Giorgos Seferis | Mythic History (Part I)

 

 
Konstantinos Parthenis, 'Angel' (post-1940)
 
 
If, for Yiannis Ritsos, the work of the poet should reflect his engagement with history, projecting a politicised image of the artist as a public persona seeking to interpret and furthermore cultivate a response to historical reality, the poetry of his contemporary Giorgos Seferis proposes a somewhat different viewpoint, one that derives from a fictional (and mythical) universe populated by solitary figures. Paradoxically, it was one of the latter's poems, “Denial”, set to music by Mikis Theorodakis, that epitomised for the Greek nation the struggle for freedom. Seferis’s funeral in 1971 turned into a mass demonstration againsts the repressive regime of the dictators and a lament for a life that, in the poet’s words, had begun “with such feeling, such force, with such desire and passion” and had gone bitterly wrong.

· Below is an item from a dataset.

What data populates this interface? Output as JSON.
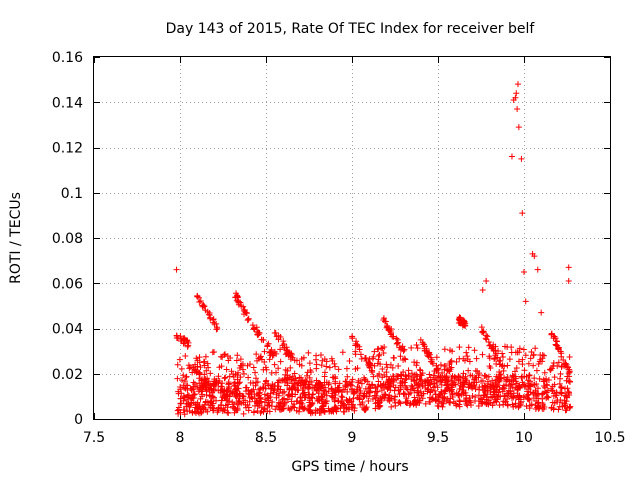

Born in Smyrna – a prosperous, commercial city in Asia Minor with a thriving Greek population – in 1900, the son of a lawyer, and later a professor at the University of Athens, Giorgos Seferis was educated in Athens and Paris. While a reluctant student of law at the Sorbonne, he became acquainted with French contemporary poetry, and especially the work of the Symbolists. At the same time, poetic composition was occupying a central position in his thought and life: “From sunrise to sunset,” he wrote in a journal entry, “I think of nothing else except art”. Throughout his life, the conflict between the demands of artistic expression and those of what he called “a practical life”, his diplomatic service, was to prove a constant source of anguish:
 
At times I feel the urge to buy a plot and cultivate it without materialistic concerns … What a strange notion I have, and how it differs from that of others, of the poetry of our times … I would spend my life reciting my poems to myself, without even writing them. I can probably understand Baudelaire’s hatred for printing, and I even remember a saying of ‘my friend’ Laforgue ‘poems, what a strange word, something one writes to escape boredom and please his friends’.

Seferis’s identification of the oral with the authentic betrays an idealist position in that it assigns “the origin of truth … to the logos”. Such a position also characterises his attitude to poetry, which he sought to reconstruct and revitalise through the imaginative use of Greek tradition. Thus, history and myth are intermingled, everyday characters parade through the poems alongside mythical personae and symbolic figures, a modern landscape forms the stage upon which unfold fragments of an ancient story. But it is the past that persistently re-asserts itself against a stark present which offers little or no prospect for renewal. As for the poet, he is left to contemplate in desolation a shattered life that can only impart a tragic sense of human existence.


Mythic History

           IX

The port is old, I can wait no longer
for the friend who left for the island with the pine tree
or the friend who left for the island with the plane tree
or the friend who left for the open seas.
I press my fingers over the rusty canons, over the oars
for my body to spring into life and make a choice.
The ship’s canvases give out only the smell
of salt from a bygone storm.

If I wished to remain alone, it was to seek out
solitude, not to seek out solace,
the shattering of my soul on the horizon,
these lines, these colours, this silence.

The night stars evoke Odysseus'
anticipation of the dead amidst the asphodels.
And here amidst the asphodels, when at last we cast anchor, we wished to find
the ravine that saw Adonis wounded. 


The poetic voice articulating the terms of the journey is a solitary voice: the poet in exile, an insignificant onlooker of the major historical events unfolding before his eyes. The sacking and burning of Smyrna by the Turks in 1922 signified for Seferis, as for the Greek nation, the end of the so-called “Grand Ideal”: the restoration of Greece to the glory of the past and its resurgence as a powerful, modern state. The sense of loss informs the poet’s attempt to reconstruct - albeit in vain - this ideal through the medium of his art.


          I

It was the angel
we were awaiting intently for three years
watching closely
over the pine trees, the seashore, the stars.
Becoming one with the plough’s blade or the ship’s keel
we kept looking for the first seed
so that the age-old drama would commence anew.

We returned to our homes broken
with frail limbs, our mouths ravaged
by the taste of rust and sea-salt.
When we awoke we travelled north, like strangers
immersed in a flurry of pure white feathers from the swans that tormented us.
On winter nights the strong easterly wind maddened us
in the summer we sank deep in the agony of interminable days. 

We brought back
these bas-reliefs of a humble art.


(My translation ~ January 2007, May 2024)
 
 
 
Notes
 
The two poems are from the collection Mythic History (in Greek, Μυθιστόρημα) published in 1935. You can read the Greek text here.
 
This and the posts on Seferis to follow were part of a literary talk titled 'George Seferis: And what of the poet...?' and presented at a private salon in London in February 2007.